The previous two films can both be seen in the Various Positions program.

Explaining the literal plot or premise ruins the mystique of Glitter’s Wild Women, so don’t even read the description. What you need to know is that two young women live their best, weird lives in this slightly dreamy, somewhat absurd, magic realist film from the director Roney. Some of their exaggerated behavior may be attributed to the luminescent blue fungus they harvest and smoke. The saturated, glitchy, off-key soundtrack, even more than the visuals, lends an aura of instability. Murderous and enthralling. See it as part of Matters of Grave Importance.

Amélie Hardy’s film, Train Hopper, also pushes boundaries of genre. It took quite a while before I could tell that it was indeed non-fiction. The structure is unconventional, as we are obliquely introduced to the subject, who rides freight trains. Once a necessity for free movement, then a search for freedom and self-expression in the restless 60s, riding the rails seems all but forgotten.

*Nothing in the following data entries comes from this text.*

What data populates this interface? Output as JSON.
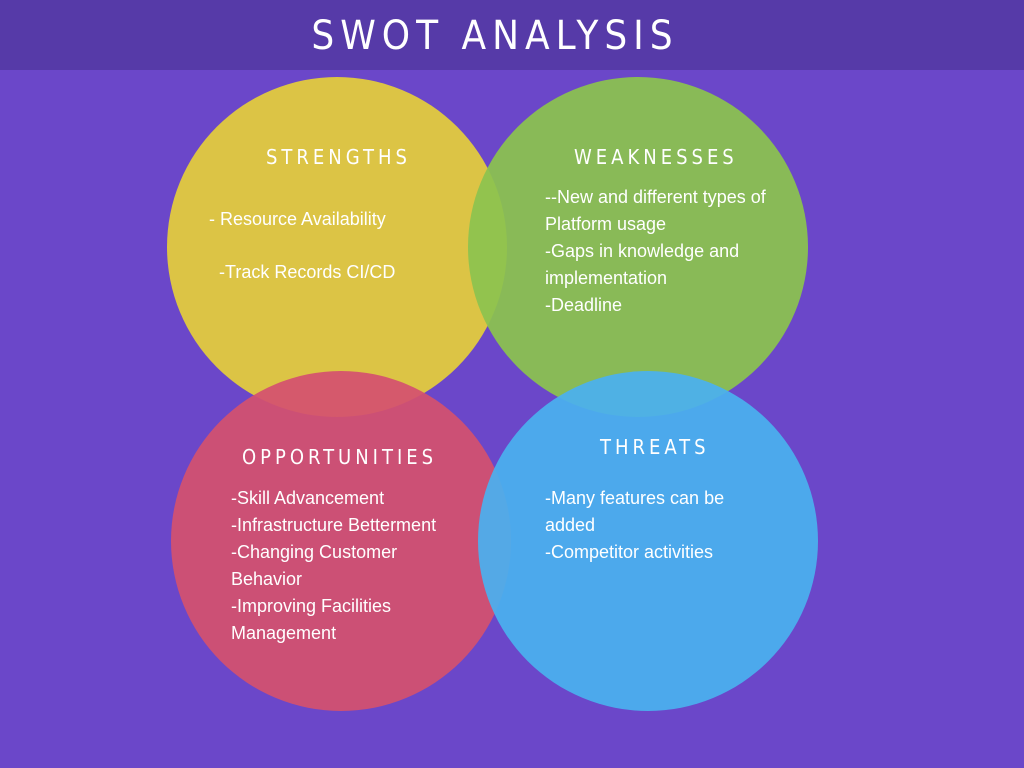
{
  "title": "SWOT ANALYSIS",
  "colors": {
    "background": "#6b47c9",
    "header_band": "#563aa8",
    "strengths": "#dcc445",
    "weaknesses": "#8cc34f",
    "opportunities": "#d4516f",
    "threats": "#4ab0ef",
    "text": "#ffffff"
  },
  "quadrants": {
    "strengths": {
      "heading": "STRENGTHS",
      "items": [
        "- Resource Availability",
        "-Track Records CI/CD"
      ]
    },
    "weaknesses": {
      "heading": "WEAKNESSES",
      "items": [
        "--New and different types of Platform usage",
        "-Gaps in knowledge and implementation",
        "-Deadline"
      ]
    },
    "opportunities": {
      "heading": "OPPORTUNITIES",
      "items": [
        "-Skill Advancement",
        "-Infrastructure Betterment",
        "-Changing Customer Behavior",
        "-Improving Facilities Management"
      ]
    },
    "threats": {
      "heading": "THREATS",
      "items": [
        "-Many features can be added",
        "-Competitor activities"
      ]
    }
  }
}
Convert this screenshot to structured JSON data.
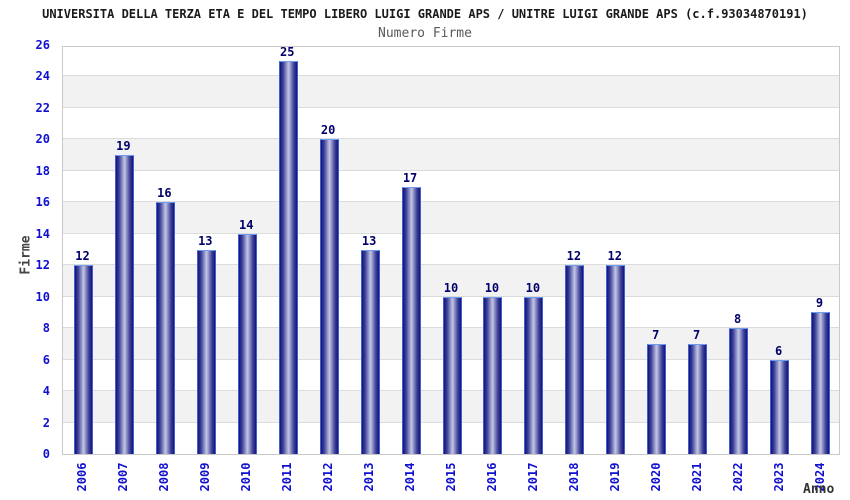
{
  "header": {
    "title": "UNIVERSITA DELLA TERZA ETA E DEL TEMPO LIBERO LUIGI GRANDE APS / UNITRE LUIGI GRANDE APS (c.f.93034870191)",
    "subtitle": "Numero Firme"
  },
  "chart_data": {
    "type": "bar",
    "title": "Numero Firme",
    "xlabel": "Anno",
    "ylabel": "Firme",
    "categories": [
      "2006",
      "2007",
      "2008",
      "2009",
      "2010",
      "2011",
      "2012",
      "2013",
      "2014",
      "2015",
      "2016",
      "2017",
      "2018",
      "2019",
      "2020",
      "2021",
      "2022",
      "2023",
      "2024"
    ],
    "values": [
      12,
      19,
      16,
      13,
      14,
      25,
      20,
      13,
      17,
      10,
      10,
      10,
      12,
      12,
      7,
      7,
      8,
      6,
      9
    ],
    "ylim": [
      0,
      26
    ],
    "ytick_step": 2,
    "grid": true,
    "legend": "none",
    "colors": {
      "tick_label": "#1010d0",
      "value_label": "#00006b",
      "bar_edge": "#3f5fd4",
      "bar_dark": "#14147a",
      "bar_light": "#c3c7e6",
      "bar_top": "#6d9cef",
      "band_gray": "#f2f2f2",
      "gridline": "#dcdcdc",
      "plot_border": "#c9c9c9",
      "axis_title": "#444444",
      "title_color": "#1a1a1a",
      "subtitle_color": "#5a5a5a"
    }
  }
}
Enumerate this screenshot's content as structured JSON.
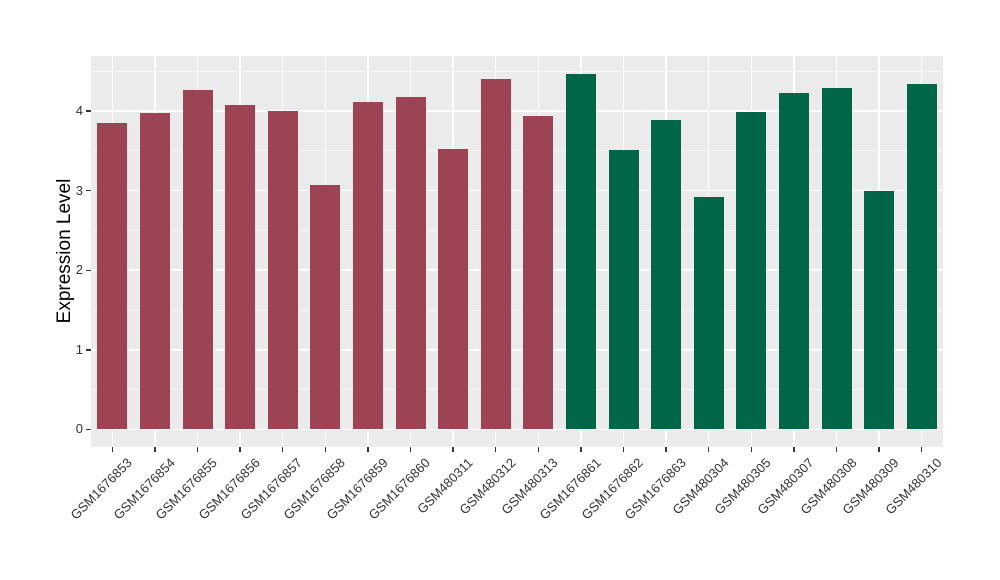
{
  "chart_data": {
    "type": "bar",
    "title": "",
    "xlabel": "",
    "ylabel": "Expression Level",
    "categories": [
      "GSM1676853",
      "GSM1676854",
      "GSM1676855",
      "GSM1676856",
      "GSM1676857",
      "GSM1676858",
      "GSM1676859",
      "GSM1676860",
      "GSM480311",
      "GSM480312",
      "GSM480313",
      "GSM1676861",
      "GSM1676862",
      "GSM1676863",
      "GSM480304",
      "GSM480305",
      "GSM480307",
      "GSM480308",
      "GSM480309",
      "GSM480310"
    ],
    "values": [
      3.85,
      3.97,
      4.26,
      4.08,
      4.0,
      3.07,
      4.11,
      4.18,
      3.52,
      4.4,
      3.94,
      4.46,
      3.51,
      3.89,
      2.92,
      3.99,
      4.23,
      4.29,
      3.0,
      4.34
    ],
    "bar_colors": [
      "#9C4453",
      "#9C4453",
      "#9C4453",
      "#9C4453",
      "#9C4453",
      "#9C4453",
      "#9C4453",
      "#9C4453",
      "#9C4453",
      "#9C4453",
      "#9C4453",
      "#006647",
      "#006647",
      "#006647",
      "#006647",
      "#006647",
      "#006647",
      "#006647",
      "#006647",
      "#006647"
    ],
    "group_colors": {
      "left_group": "#9C4453",
      "right_group": "#006647"
    },
    "y_ticks": [
      0,
      1,
      2,
      3,
      4
    ],
    "y_tick_labels": [
      "0",
      "1",
      "2",
      "3",
      "4"
    ],
    "y_minor_ticks": [
      0.5,
      1.5,
      2.5,
      3.5,
      4.5
    ],
    "ylim": [
      -0.22,
      4.69
    ],
    "grid": "on",
    "legend": "none",
    "panel_background": "#EBEBEB",
    "major_grid_color": "#FFFFFF",
    "minor_grid_color": "#F5F5F5",
    "axis_text_color": "#333333"
  }
}
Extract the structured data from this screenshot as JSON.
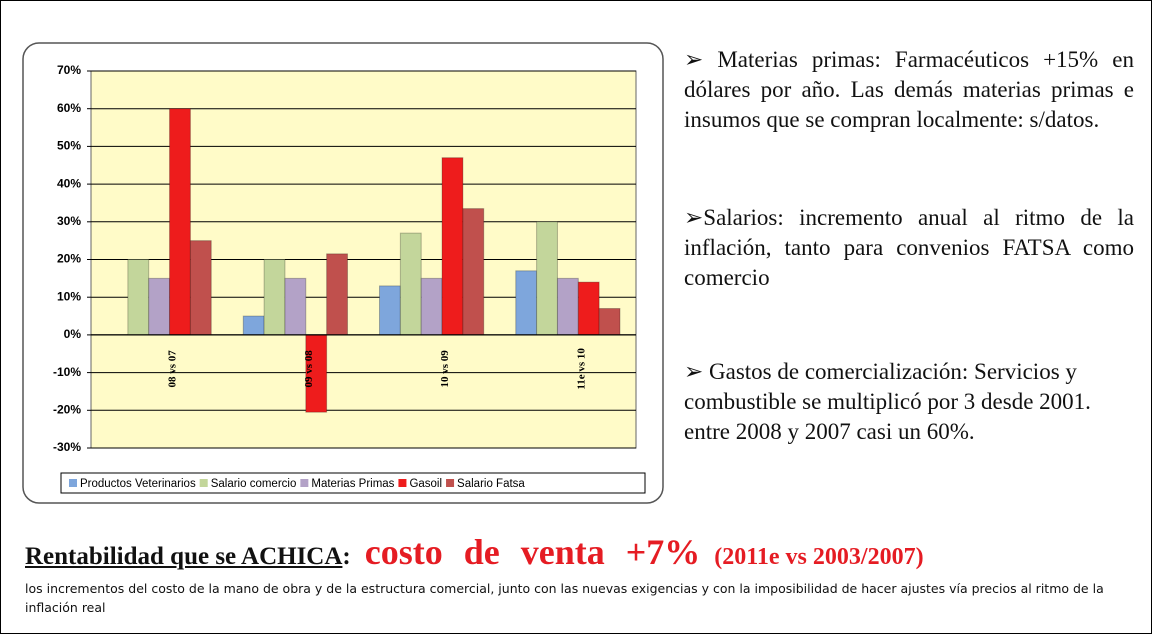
{
  "chart_data": {
    "type": "bar",
    "categories": [
      "08 vs 07",
      "09 vs 08",
      "10 vs 09",
      "11e vs 10"
    ],
    "series": [
      {
        "name": "Productos Veterinarios",
        "color": "#7ea6dc",
        "values": [
          null,
          5,
          13,
          17
        ]
      },
      {
        "name": "Salario comercio",
        "color": "#c3d69b",
        "values": [
          20,
          20,
          27,
          30
        ]
      },
      {
        "name": "Materias Primas",
        "color": "#b3a2c7",
        "values": [
          15,
          15,
          15,
          15
        ]
      },
      {
        "name": "Gasoil",
        "color": "#ee1c1c",
        "values": [
          60,
          -20.5,
          47,
          14
        ]
      },
      {
        "name": "Salario Fatsa",
        "color": "#c0504d",
        "values": [
          25,
          21.5,
          33.5,
          7
        ]
      }
    ],
    "ylim": [
      -30,
      70
    ],
    "yticks": [
      {
        "value": -30,
        "label": "-30%"
      },
      {
        "value": -20,
        "label": "-20%"
      },
      {
        "value": -10,
        "label": "-10%"
      },
      {
        "value": 0,
        "label": "0%"
      },
      {
        "value": 10,
        "label": "10%"
      },
      {
        "value": 20,
        "label": "20%"
      },
      {
        "value": 30,
        "label": "30%"
      },
      {
        "value": 40,
        "label": "40%"
      },
      {
        "value": 50,
        "label": "50%"
      },
      {
        "value": 60,
        "label": "60%"
      },
      {
        "value": 70,
        "label": "70%"
      }
    ],
    "grid": true,
    "legend": "bottom"
  },
  "notes": [
    "➢ Materias primas: Farmacéuticos +15% en dólares por año. Las demás materias primas e insumos que se compran localmente: s/datos.",
    "➢Salarios: incremento anual al ritmo de la inflación, tanto para convenios FATSA como comercio",
    "➢ Gastos de comercialización: Servicios y combustible se multiplicó por 3 desde 2001. entre 2008 y 2007 casi un 60%."
  ],
  "headline": {
    "title": "Rentabilidad que se ACHICA",
    "colon": ":",
    "highlight": "costo de venta +7%",
    "period": "(2011e vs 2003/2007)"
  },
  "footnote": "los incrementos del costo de la mano de obra y de la estructura comercial, junto con las nuevas exigencias y con la imposibilidad de hacer ajustes vía precios al ritmo de la inflación real"
}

Little is explained but the draw of moving through the landscape is well expressed.

There is no drama at all (what a relief) in Matthew Taylor Blais’s eight minute meditation, Best Friends Read the Same Books. Again, I did not recognize him as the filmmaker behind 2017's Forest Movie, which I loved, until after I viewed this film. It showcases experiments with colour and pacing, and is composed of long slow shots until a more frenetic burst at the end. Vancouver is seen as a landscape of quiet trees and sky, mostly lacking in people, utterly wholesome.

The previous two films are both showing in the Escape Routes program.